Suara.com - Menteri Pemberdayaan Perempuan dan Perlindungan Anak (PPPA) I Gusti Ayu Bintang Darmawati mengajak semua pihak mengawal penyusunan ataupun perumusan substansi Rancangan Undang-undang Tindak Pidana Kekerasan Seksual (RUU TPKS) menjadi UU.
Sehingga, kata Bintang, cakupan dan tujuan dari RUU TPKS dapat merumuskan secara menyeluruh.
"Perlu kita kawal baik dalam bentuk penyusunan maupun perumusan substansinya, sehingga cakupan dan tujuan daripada undang-undang tersebut dapat merumuskan secara menyeluruh," ujar Bintang dalam acara Media Talk dengan dengan tema 'RUU TPKS Sah Sebagai RUU Inisiatif DPR' secara virtual, Rabu (19/1/2022).

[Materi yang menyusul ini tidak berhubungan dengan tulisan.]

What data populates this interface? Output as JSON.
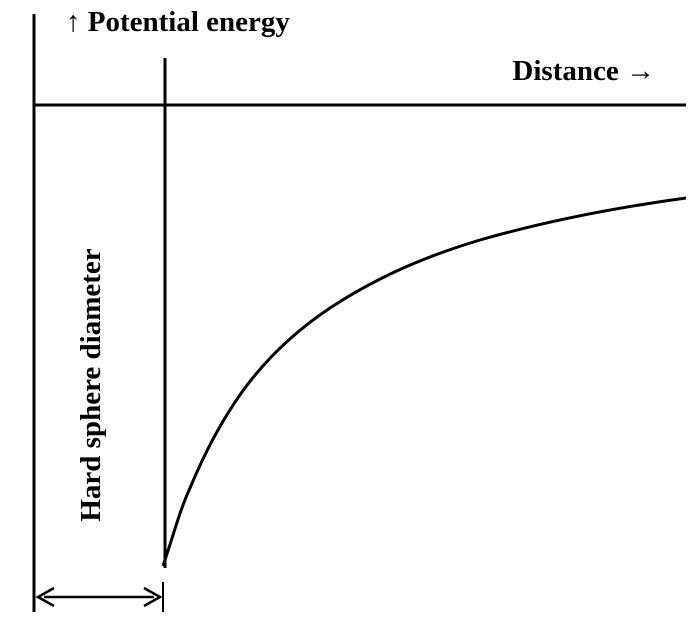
{
  "diagram": {
    "y_axis_label": "↑ Potential energy",
    "x_axis_label": "Distance →",
    "hard_sphere_label": "Hard sphere diameter"
  },
  "colors": {
    "line": "#000000",
    "background": "#ffffff"
  }
}
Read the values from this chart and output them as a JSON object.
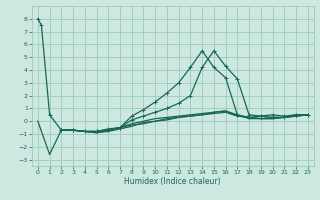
{
  "xlabel": "Humidex (Indice chaleur)",
  "bg_color": "#cce8e0",
  "grid_color": "#99ccbb",
  "line_color": "#1a6655",
  "xlim": [
    -0.5,
    23.5
  ],
  "ylim": [
    -3.5,
    9.0
  ],
  "xticks": [
    0,
    1,
    2,
    3,
    4,
    5,
    6,
    7,
    8,
    9,
    10,
    11,
    12,
    13,
    14,
    15,
    16,
    17,
    18,
    19,
    20,
    21,
    22,
    23
  ],
  "yticks": [
    -3,
    -2,
    -1,
    0,
    1,
    2,
    3,
    4,
    5,
    6,
    7,
    8
  ],
  "curves": [
    {
      "x": [
        0,
        0.3,
        1,
        2,
        3,
        4,
        5,
        6,
        7,
        8,
        9,
        10,
        11,
        12,
        13,
        14,
        15,
        16,
        17,
        18,
        19,
        20,
        21,
        22,
        23
      ],
      "y": [
        8,
        7.5,
        0.5,
        -0.7,
        -0.7,
        -0.8,
        -0.8,
        -0.6,
        -0.5,
        0.4,
        0.9,
        1.5,
        2.2,
        3.0,
        4.2,
        5.5,
        4.2,
        3.4,
        0.5,
        0.3,
        0.4,
        0.3,
        0.3,
        0.5,
        0.5
      ],
      "marker": true
    },
    {
      "x": [
        0,
        1,
        2,
        3,
        4,
        5,
        6,
        7,
        8,
        9,
        10,
        11,
        12,
        13,
        14,
        15,
        16,
        17,
        18,
        19,
        20,
        21,
        22,
        23
      ],
      "y": [
        0,
        -2.6,
        -0.7,
        -0.7,
        -0.8,
        -0.8,
        -0.7,
        -0.5,
        -0.2,
        0.0,
        0.2,
        0.3,
        0.4,
        0.5,
        0.6,
        0.7,
        0.8,
        0.5,
        0.2,
        0.2,
        0.3,
        0.3,
        0.4,
        0.5
      ],
      "marker": false
    },
    {
      "x": [
        2,
        3,
        4,
        5,
        6,
        7,
        8,
        9,
        10,
        11,
        12,
        13,
        14,
        15,
        16,
        17,
        18,
        19,
        20,
        21,
        22,
        23
      ],
      "y": [
        -0.7,
        -0.7,
        -0.8,
        -0.8,
        -0.7,
        -0.5,
        0.1,
        0.4,
        0.7,
        1.0,
        1.4,
        2.0,
        4.2,
        5.5,
        4.3,
        3.3,
        0.5,
        0.4,
        0.5,
        0.4,
        0.5,
        0.5
      ],
      "marker": true
    },
    {
      "x": [
        2,
        3,
        4,
        5,
        6,
        7,
        8,
        9,
        10,
        11,
        12,
        13,
        14,
        15,
        16,
        17,
        18,
        19,
        20,
        21,
        22,
        23
      ],
      "y": [
        -0.7,
        -0.7,
        -0.8,
        -0.9,
        -0.8,
        -0.6,
        -0.4,
        -0.1,
        0.0,
        0.2,
        0.3,
        0.4,
        0.5,
        0.6,
        0.7,
        0.4,
        0.3,
        0.2,
        0.2,
        0.3,
        0.4,
        0.5
      ],
      "marker": false
    },
    {
      "x": [
        2,
        3,
        4,
        5,
        6,
        7,
        8,
        9,
        10,
        11,
        12,
        13,
        14,
        15,
        16,
        17,
        18,
        19,
        20,
        21,
        22,
        23
      ],
      "y": [
        -0.7,
        -0.7,
        -0.8,
        -0.9,
        -0.7,
        -0.5,
        -0.3,
        -0.2,
        0.0,
        0.1,
        0.3,
        0.4,
        0.5,
        0.7,
        0.8,
        0.4,
        0.3,
        0.2,
        0.2,
        0.3,
        0.4,
        0.5
      ],
      "marker": false
    }
  ]
}
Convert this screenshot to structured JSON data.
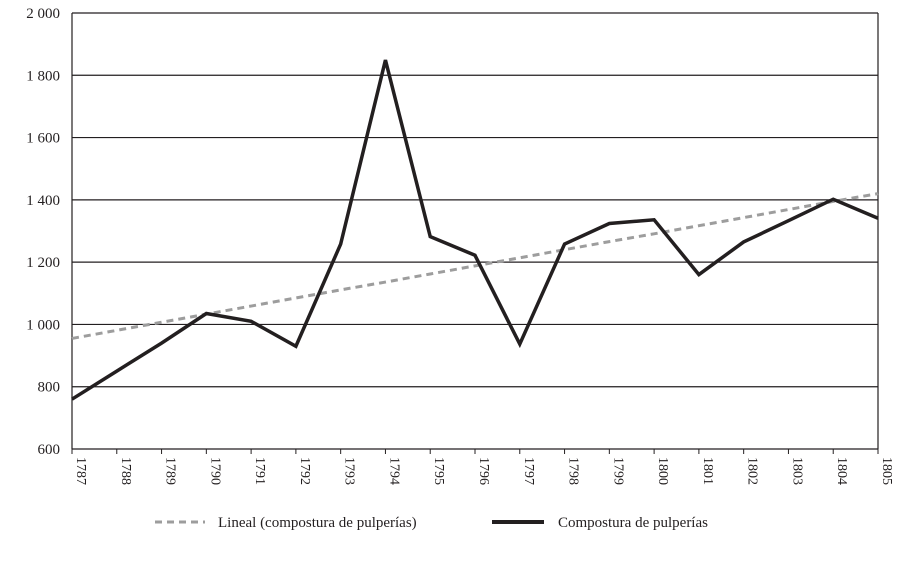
{
  "chart_data": {
    "type": "line",
    "title": "",
    "xlabel": "",
    "ylabel": "",
    "ylim": [
      600,
      2000
    ],
    "yticks": [
      "600",
      "800",
      "1 000",
      "1 200",
      "1 400",
      "1 600",
      "1 800",
      "2 000"
    ],
    "ytick_values": [
      600,
      800,
      1000,
      1200,
      1400,
      1600,
      1800,
      2000
    ],
    "categories": [
      "1787",
      "1788",
      "1789",
      "1790",
      "1791",
      "1792",
      "1793",
      "1794",
      "1795",
      "1796",
      "1797",
      "1798",
      "1799",
      "1800",
      "1801",
      "1802",
      "1803",
      "1804",
      "1805"
    ],
    "grid": true,
    "legend_position": "bottom",
    "series": [
      {
        "name": "Lineal (compostura de pulperías)",
        "style": "dashed",
        "color": "#9d9d9d",
        "values": [
          955,
          981,
          1007,
          1033,
          1059,
          1085,
          1111,
          1136,
          1162,
          1188,
          1214,
          1240,
          1266,
          1291,
          1317,
          1343,
          1369,
          1395,
          1420
        ]
      },
      {
        "name": "Compostura de pulperías",
        "style": "solid",
        "color": "#231f20",
        "values": [
          760,
          850,
          940,
          1035,
          1010,
          930,
          1258,
          1849,
          1282,
          1222,
          937,
          1258,
          1324,
          1336,
          1160,
          1265,
          1333,
          1402,
          1341
        ]
      }
    ]
  }
}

Pernyataan Bintang menyusul pengesahan RUU TPKS sebagai hak inisiatif DPR.
Bintang menuturkan, adanya laporan kasus kekerasan terhadap perempuan dan anak yang meningkat di tahun 2021 menunjukkan sistem hukum di Indonesia belum secara menyeluruh mencegah, melindungi hingga memberikan akses pemberdayaan kepada korban kekerasan seksual.
Kata Bintang, dari data Sistem Informasi Online Perlindungan Perempuan (SIMFONI-PPA) per 2 Januari 2022, menunjukkan sepanjang 2021 terdapat 10.247 kasus kekerasan terhadap perempuan. Dari jumlah tersebut, 15, 2 persen merupakan kasus kekerasan seksual.
Kemudian dari 14.517 kasus kekerasan anak, 45,1 persen adalah kasus kekerasan seksual terhadap anak
"Tak bisa dipungkiri, bahwa hal tersebut memperlihatkan semakin besarnya kehadiran negara di tengah masyarakat untuk melindungi perempuan dan anak, dari segala bentuk kekerasan di tengah sistem hukum Indonesia, yang belum secara sistematis dan menyeluruh mampu mencegah, melindungi, memulihkan dan memberikan akses pemberdayaan bagi korban kekerasan seksual," ucap dia.
Sehingga, kata Bintang, masyarakat membutuhkan adanya payung hukum dalam bentuk undang-undang yaitu RUU TPKS yang sebelumnya dikenal dengan RUU Penghapusan Kekerasan Seksual.
Baca Juga: 14.517 Kasus Kekerasan Anak Terjadi Sepanjang 2021, Hampir Setengahnya Kekerasan Seksual
Bintang menuturkan, RUU tersebut sebagai upaya pembaharuan hukum yang diwujudkan secara komperhensif.
"Rancangan undang-undang tindak pidana kekerasan seksual sendiri diharapkan menjadi upaya pembaharuan hukum dan bertujuan untuk mencegah segala bentuk kekerasan seksual, menangani, melindungi dan memulihkan korban, menindak pelaku dan mewujudkan lingkungan yang bebas kekerasan seksual," kata dia.
Bintang memaparkan, dinamika pembahasan dari pada RUU TPKS ini telah mengalami pasang surut sejak 2017. Tingginya tuntutan masyarakat untuk lahirnya undang-undang, kata dia telah menyebabkan pembahasan RUU TPKS menjadi begitu dinamis, bahkan sempat mengalami penundaan.
"Namun demikian, dalam proses ini, pro kontra yang terjadi, harus disikapi dengan bijak dan positif menjadi ruang bagi kita semua, untuk membenahi dan memformulasikan kembali rancangan undang-undang sehingga dapat mengakomodir kepentingan semua pihak," katanya.
Diketahui, dalam Sidang Paripurna pada Selasa (18/1/2022) pagi, DPR mensahkan RUU TPKS menjadi hak inisiatif DPR. RUU usulan inisiatif DPR tersebut, akan diserahkan kepada Presiden untuk diterbitkannya Surat Presiden (Surpres).